So I had one of those moments where I thought about the couple, and then a page just wrote itself. Here is a speedy update.


Just after midnight, she gets a call, a local unknown number. Liam? He just left her, less than an hour ago, to tell her parents about the accident. And he also told her he was there for her, to pick up any pieces she left behind, though in not so many words.

"I need you to come pick me up. I'm at the station and I don't know who else to call."

She was there in 11 minutes, according to her car's analogue clock. She bailed him out, no questions asked, until back in her car. As he told her of his former boat, now a charred and blackened remnant of the once white, beautiful vessel he labored over for the more than a year, his eyes shone. She wasn't certain whether they shone with unshed tears, or with the few precious memories of the finished boat. But, for whatever tears he held back, she compensated for with her own.

And even as he recalls to her at how he lost his temper, how he beat her former boyfriend and stalker to a bloody mess, she keeps her hand clasped on his shaking wrist, never letting go, never even momentarily exerting less pressure. She makes an internal promise not to visit Jasper in hospital – Hell, not to talk to him, look at him, or acknowledge him. He had inflicted more pain on Liam than any amount of physical pain, and it was for this, more than the stalking, or the lying, or the manipulating, that she could never forgive him.

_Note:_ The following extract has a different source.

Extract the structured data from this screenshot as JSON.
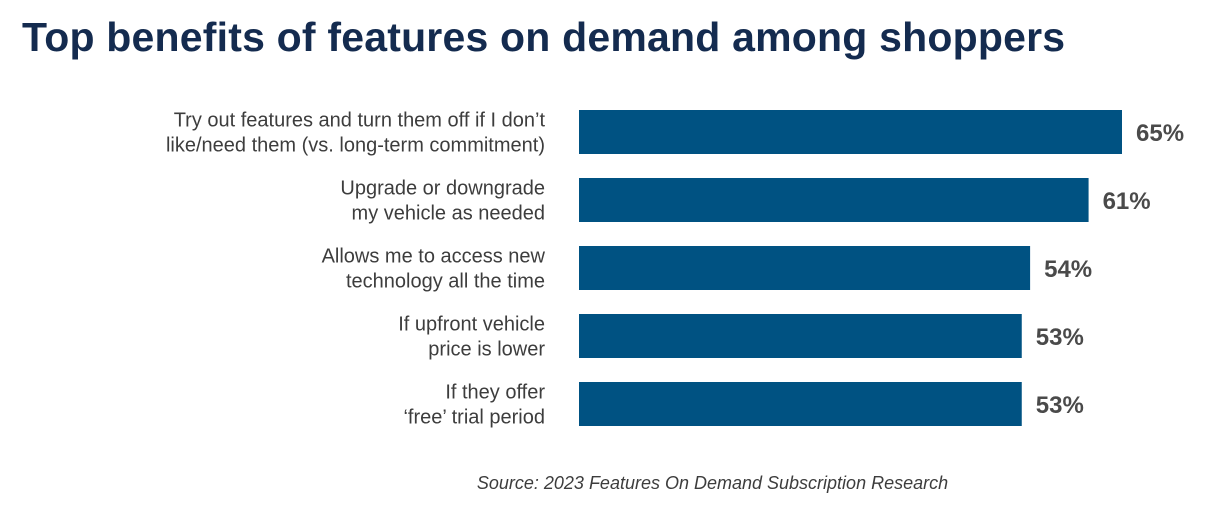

She drives to the car park of the now deserted pier, and they begin to talk, looking straight ahead without risking eye contact. When she asks him why it was her that he called, he tells her of his break-up with Naomi, and she tries to show no reaction. But there are sirens in her head, colouring her vision red and telling her to get out now. But like any half-decent masochist, she remains with him in this painful equilibrium between desire and comfort. He didn't answer her question. She asks him again why it was her, not why it wasn't Naomi. He turns his head now, and after a moment of wonderfully intense stare she falters and looks down, unable to hold his gaze.

She then tells him of her parents' reaction – they were shocked, but final understanding of her behaviour in the past year helped them a lot. They told her to go to the station and make a confession, but, on the verge of breaking down, she tells him of their decision not to accompany her. He immediately takes control, and all of a sudden he is holding her, albeit awkwardly across the gap between the car seats. He promises she won't be alone; he will make sure of this.

Tears and angst fade away as she tells him of Dixon's escape to Australia, and there is laughter and bids of 'good luck' to Dixon, though he cannot hear their encouraging words, which heralds more of her laughter. She is not upset anymore, yet he still holds her nearest shoulder, squeezing tightly once in a while which sends unexpected jolts to her toes. They smile and talk, with minimal moments of silence, until the sky reaches a powder blue hue and the sun surfaces slightly above the water, across the vest expanse of ocean that reminds them of water they won't be sailing on.